Ohne die Unterstützung der Familie geht nichts
Dass im 15-Stunden-Arbeitsalltag sein Hobby Schwimmen auf der Strecke bleibt – geschenkt. Als Ausgleich für das viele Sitzen müssen zwischen den Arbeitswegen in der Hauptstadt Treppen und Fahrrad herhalten. Wichtiger ist Rützel, der alleine für die regulären Sitzungswochen 22 Wochen im Jahr in Berlin verbringt, dass unter seiner Tätigkeit nicht die familiären Bande leiden. "Ohne einen starken Familienzusammenhalt könnte ich das gar nicht machen. Ich werde einfach getragen durch meine Familie und die Unterstützung meiner Frau."
Seit 31 Jahren sind der gebürtige Rienecker und seine Frau Edith mittlerweile verheiratet, die beiden Kinder im Laufe seiner elf Jahre als Abgeordneter erwachsen geworden. Dass der Ehemann und Vater beruflich viel unterwegs ist, kennt die Familie aus seiner Zeit als Eisenbahner. Stationen in Karlsruhe, München und Köln, aber auch näher gelegene Dienstorte wie Frankfurt und Nürnberg verschlangen pro Woche alleine 25 Stunden reiner Pendelzeit. "Wenn es damals Homeoffice gegeben hätte, was wäre das für ein Segen gewesen für die Familie und einen selber", betont Rützel.
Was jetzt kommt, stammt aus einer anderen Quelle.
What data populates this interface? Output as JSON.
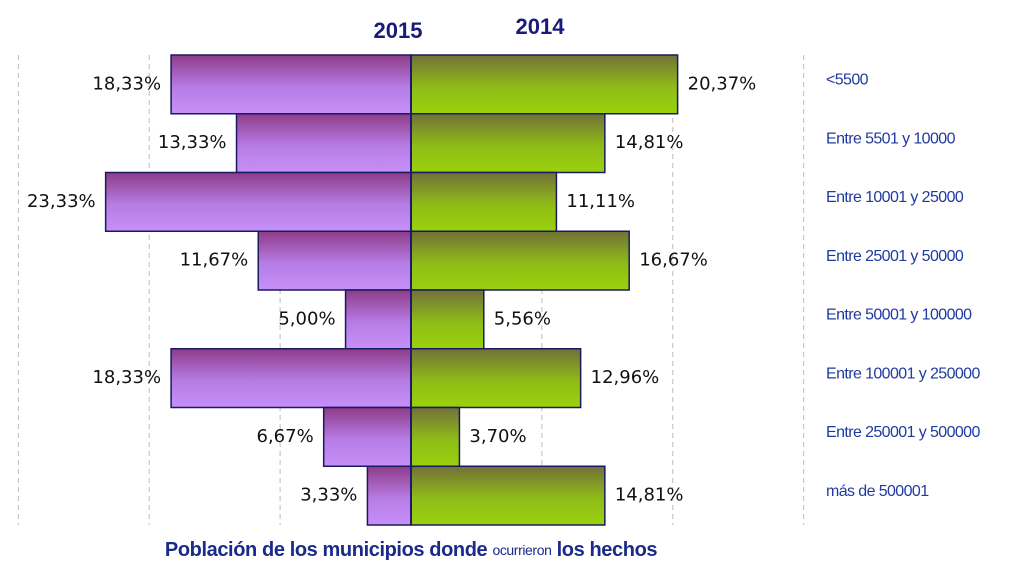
{
  "chart_data": {
    "type": "butterfly",
    "categories": [
      "<5500",
      "Entre 5501 y 10000",
      "Entre 10001 y 25000",
      "Entre 25001 y 50000",
      "Entre 50001 y 100000",
      "Entre 100001 y 250000",
      "Entre 250001 y 500000",
      "más de 500001"
    ],
    "series": [
      {
        "name": "2015",
        "color": "#b070d8",
        "side": "left",
        "values": [
          18.33,
          13.33,
          23.33,
          11.67,
          5.0,
          18.33,
          6.67,
          3.33
        ],
        "value_labels": [
          "18,33%",
          "13,33%",
          "23,33%",
          "11,67%",
          "5,00%",
          "18,33%",
          "6,67%",
          "3,33%"
        ]
      },
      {
        "name": "2014",
        "color": "#8fc010",
        "side": "right",
        "values": [
          20.37,
          14.81,
          11.11,
          16.67,
          5.56,
          12.96,
          3.7,
          14.81
        ],
        "value_labels": [
          "20,37%",
          "14,81%",
          "11,11%",
          "16,67%",
          "5,56%",
          "12,96%",
          "3,70%",
          "14,81%"
        ]
      }
    ],
    "xlabel": [
      "Población  de los municipios donde",
      "ocurrieron",
      "los hechos"
    ],
    "xlim": [
      -31.4,
      31.4
    ],
    "xticks": [
      -30,
      -20,
      -10,
      0,
      10,
      20,
      30
    ],
    "grid": true
  }
}
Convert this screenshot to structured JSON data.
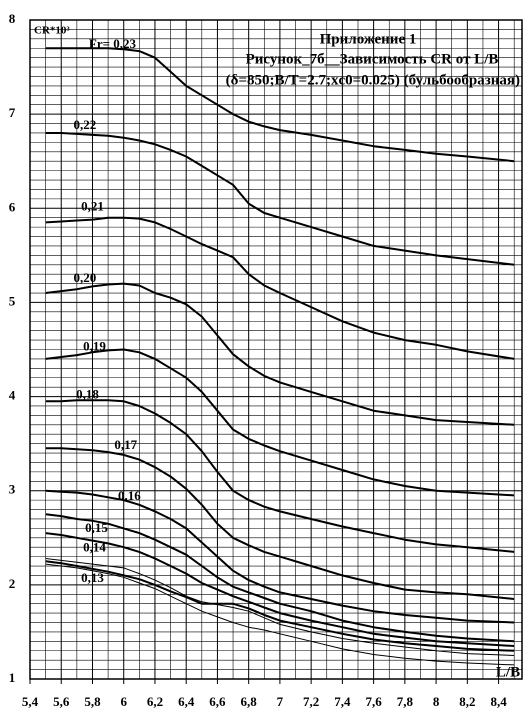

Politische Erfolge: Erhöhung des Mindestlohns und Einwanderungsgesetz

Arbeitnehmerfreundlich präsentiert sich auch eine Gesetzesänderung, die Rützel als einen der größten Erfolge seiner Arbeit der letzten drei Jahre bezeichnet: die außerplanmäßige Erhöhung des Mindestlohns von 10,45 auf 12 Euro. "Das hilft sechs Millionen Menschen, die einen wichtigen Job machen."
Besonders stolz sei Rützel auf das Einwanderungsgesetz. Ein für ihn wichtiger Schritt zu besserer Integration, denn die sei nur möglich, wenn man Zuwanderer auch in den Arbeitsmarkt integriere. Der sei wiederum auf ausländische Arbeitskräfte angewiesen, um wachsen zu können, betont Rützel. Der Knackpunkt des neuen Gesetzes: Den Menschen werde die Perspektive aufgezeigt, dass sie nach fünf Jahren Arbeit auch den deutschen Pass beantragen können.
Rützel meint, die Ampel hat geliefert
Zwei von zahlreichen Plänen, die die Regierungskoalition vor ihrem Bruch Anfang November umgesetzt hat. Die landläufig sehr negative Einschätzung vieler Bürgerinnen und Bürger, dass in der Ampel außer Streit nicht viel gelaufen ist, hält Rützel deshalb für falsch. Er verweist auf eine Studie der Bertelsmann-Stiftung, die der Ampel-Regierung bereits zur Halbzeit der Legislaturperiode eine hohe Quote an umgesetzten oder zumindest angepackten Koalitionsvorhaben bescheinigte.
Um die Bundespolitik auch künftig aktiv mitgestalten zu können, hofft Rützel, der neben seiner Direktkandidatur für den Wahlkreis Main-Spessart auf Platz neun der bayerischen SPD-Landesliste antritt, auf einen erneuten Einzug in den Bundestag. Dass die SPD auch Teil der kommenden Regierung sein wird, steht für den Genossen außer Frage.